Begleitet eine Gruppe Überlebender in March of the Living durch die Zombie-Apokalypse und führt sie zu einem angeblich sicheren Zufluchtsort.
Da kommt Retro-Feeling auf! Mit der auf oldschool getrimmten Pixel-Optik und der "veralteten" Steuerung fühlt sich dieser Zombie-Survival-Indie-Titel richtig gut an. In March of the Living spielt man zu Beginn Greg, der durch die kaputte Zombie-verseuchte Welt wandert, um seine Frau und seinen Sohn zu finden.
Unterwegs trifft er auf andere Überlebende. Manche wollen ihn verletzen, andere schließen sich ihm an. Die Reise wird immer wieder von kleinen Eregnissen unterbrochen, die euch in Textform präsentiert werden. Ihr könnt euch dann meist zwischen unterschiedlichen Handlungen entscheiden.
Jede Entscheidung bringt eine andere Konsequenz mit sich. Beispielsweise geben euch manche Reisende Essensrationen, während andere ohne zu Zögern auf euch schießen. Die Steuerung ist etwas unübersichtlich, da alle Aktionen über kleine Menüs ausgeführt werden müssen.

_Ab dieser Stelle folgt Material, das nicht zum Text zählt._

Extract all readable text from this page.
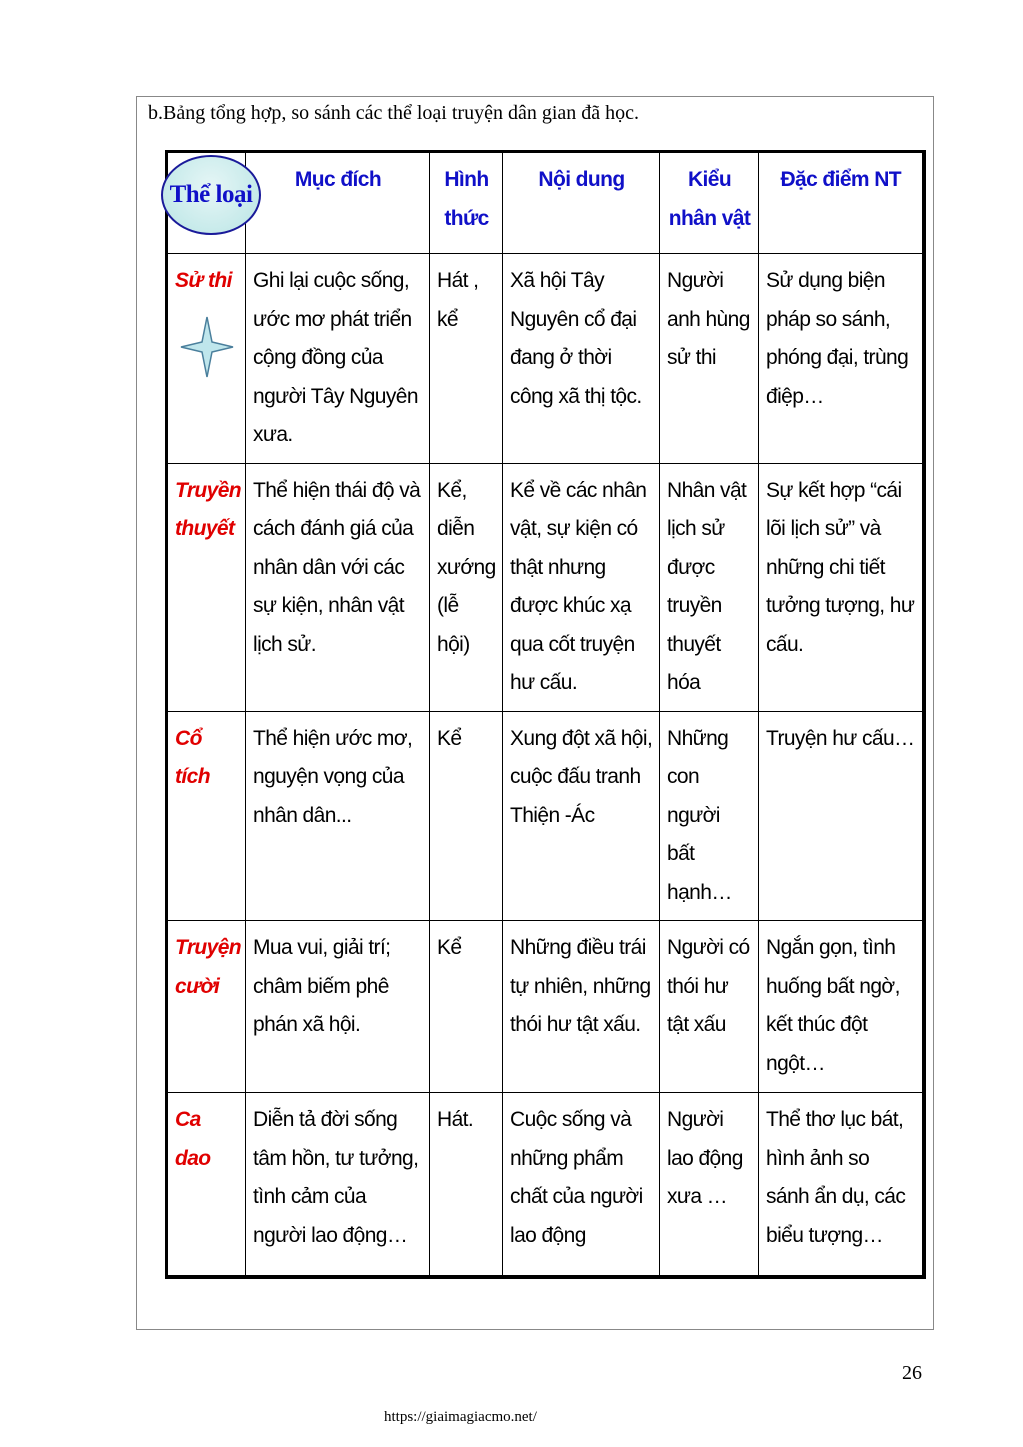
b.Bảng tổng hợp, so sánh các thể loại truyện dân gian đã học.
Thể loại	Mục đích	Hình thức	Nội dung	Kiểu nhân vật	Đặc điểm NT
Sử thi	Ghi lại cuộc sống, ước mơ phát triển cộng đồng của người Tây Nguyên xưa.	Hát , kể	Xã hội Tây Nguyên cổ đại đang ở thời công xã thị tộc.	Người anh hùng sử thi	Sử dụng biện pháp so sánh, phóng đại, trùng điệp…
Truyền thuyết	Thể hiện thái độ và cách đánh giá của nhân dân với các sự kiện, nhân vật lịch sử.	Kể, diễn xướng (lễ hội)	Kể về các nhân vật, sự kiện có thật nhưng được khúc xạ qua cốt truyện hư cấu.	Nhân vật lịch sử được truyền thuyết hóa	Sự kết hợp “cái lõi lịch sử” và những chi tiết tưởng tượng, hư cấu.
Cổ tích	Thể hiện ước mơ, nguyện vọng của nhân dân...	Kể	Xung đột xã hội, cuộc đấu tranh Thiện -Ác	Những con người bất hạnh…	Truyện hư cấu…
Truyện cười	Mua vui, giải trí; châm biếm phê phán xã hội.	Kể	Những điều trái tự nhiên, những thói hư tật xấu.	Người có thói hư tật xấu	Ngắn gọn, tình huống bất ngờ, kết thúc đột ngột…
Ca dao	Diễn tả đời sống tâm hồn, tư tưởng, tình cảm của người lao động…	Hát.	Cuộc sống và những phẩm chất của người lao động	Người lao động xưa …	Thể thơ lục bát, hình ảnh so sánh ẩn dụ, các biểu tượng…
26
https://giaimagiacmo.net/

Etwas problematisch sind auch die Kämpfe mit den Zombies. Manchmal halten sie die Hauptfigur fest und der Nachlade-Button für die Pistole funktioniert nicht mehr. Dann bleibt einem nichts anderes übrig, als seiner Figur beim Sterben zuzusehen. Beginnt man wieder von vorne, sind alle Geschehnisse, Städte und Wege anders verteilt. Etwas Glück mit den Ressourcen braucht man auch.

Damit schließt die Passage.